Improving Llama Text2SQL performance with CoT Fine-tuning
This recipe is step by step guide to improve Llama performance on Text2SQL measured with the popular BIRD benchmark. We generate a synthetic Chain of Thought(CoT) dataset and fine-tune Llama models on it.
Results:
| Fine-tuning Combination |
Accuracy |
| baseline |
39.47% |
| CoT, PEFT |
43.35% |
| CoT, FFT |
42.44% (3 epochs) |
| CoT, FFT |
43.87% (10 epochs) |
The complete steps are:
Pre-processing the BIRD TRAIN datset by converting text, schema, external knowledge, and SQL statements into the conversation format.
Using Llama-3.3-70B to add CoT to the conversation format dataset.

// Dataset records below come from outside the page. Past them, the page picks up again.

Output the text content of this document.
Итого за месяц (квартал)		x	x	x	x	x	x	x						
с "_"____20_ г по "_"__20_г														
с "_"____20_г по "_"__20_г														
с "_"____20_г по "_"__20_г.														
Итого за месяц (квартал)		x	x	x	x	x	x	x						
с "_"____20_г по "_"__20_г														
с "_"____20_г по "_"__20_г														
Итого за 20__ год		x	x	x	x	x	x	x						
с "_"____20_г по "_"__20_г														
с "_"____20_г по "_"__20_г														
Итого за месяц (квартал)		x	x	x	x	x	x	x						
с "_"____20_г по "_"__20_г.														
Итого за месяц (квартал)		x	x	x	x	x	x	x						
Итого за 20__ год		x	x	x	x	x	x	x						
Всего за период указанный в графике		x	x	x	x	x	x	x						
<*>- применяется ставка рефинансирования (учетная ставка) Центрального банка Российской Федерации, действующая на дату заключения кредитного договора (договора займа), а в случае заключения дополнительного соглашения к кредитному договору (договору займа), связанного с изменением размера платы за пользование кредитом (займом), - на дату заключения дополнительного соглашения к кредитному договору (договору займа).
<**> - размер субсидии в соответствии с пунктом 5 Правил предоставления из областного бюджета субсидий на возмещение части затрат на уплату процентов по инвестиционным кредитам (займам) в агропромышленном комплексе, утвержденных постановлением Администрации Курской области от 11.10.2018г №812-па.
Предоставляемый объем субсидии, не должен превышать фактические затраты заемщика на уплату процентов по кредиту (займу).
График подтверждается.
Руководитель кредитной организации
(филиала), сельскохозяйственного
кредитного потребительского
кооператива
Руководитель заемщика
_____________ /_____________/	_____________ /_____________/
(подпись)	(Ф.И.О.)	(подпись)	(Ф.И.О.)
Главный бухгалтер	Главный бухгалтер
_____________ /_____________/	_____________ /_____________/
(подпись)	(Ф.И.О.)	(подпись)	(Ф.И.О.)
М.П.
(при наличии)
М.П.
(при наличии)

Fine-tuning Llama-3.1-8B on the CoT dataset from step 2.
Running the BIRD DEV eval benchmark on the fine-tuned models and compare it with out of the model.
Folder Structure
- quickstart folder: contains a notebook to ask Llama 3.3 to convert natural language queries into SQL queries.
- data folder: contains scripts to download the BIRD TRAIN and DEV datasets;
- fine-tune folder: contains scripts to generate CoT dataset based on the BIRD TRAIN set and to supervised fine-tune Llama models using the dataset, with different SFT options (quantization or not, full fine-tuning or parameter-efficient fine-tuning);
- eval folder: contains scripts to evaluate Llama models (original and fine-tuned) on the BIRD dataset.
We also experimented with supervised fine-tuning (SFT) without CoT which resulted in slightly lower accuracy.
Next Steps
- Hyper-parameter tuning of the current SFT scripts.
- Try GRPO reinforcement learning to further improve the accuracy.
- Fine-tune Llama 3.3 70B and Llama 4 models.
- Try agentic workflow.
- Expand the eval to support other enterprise databases.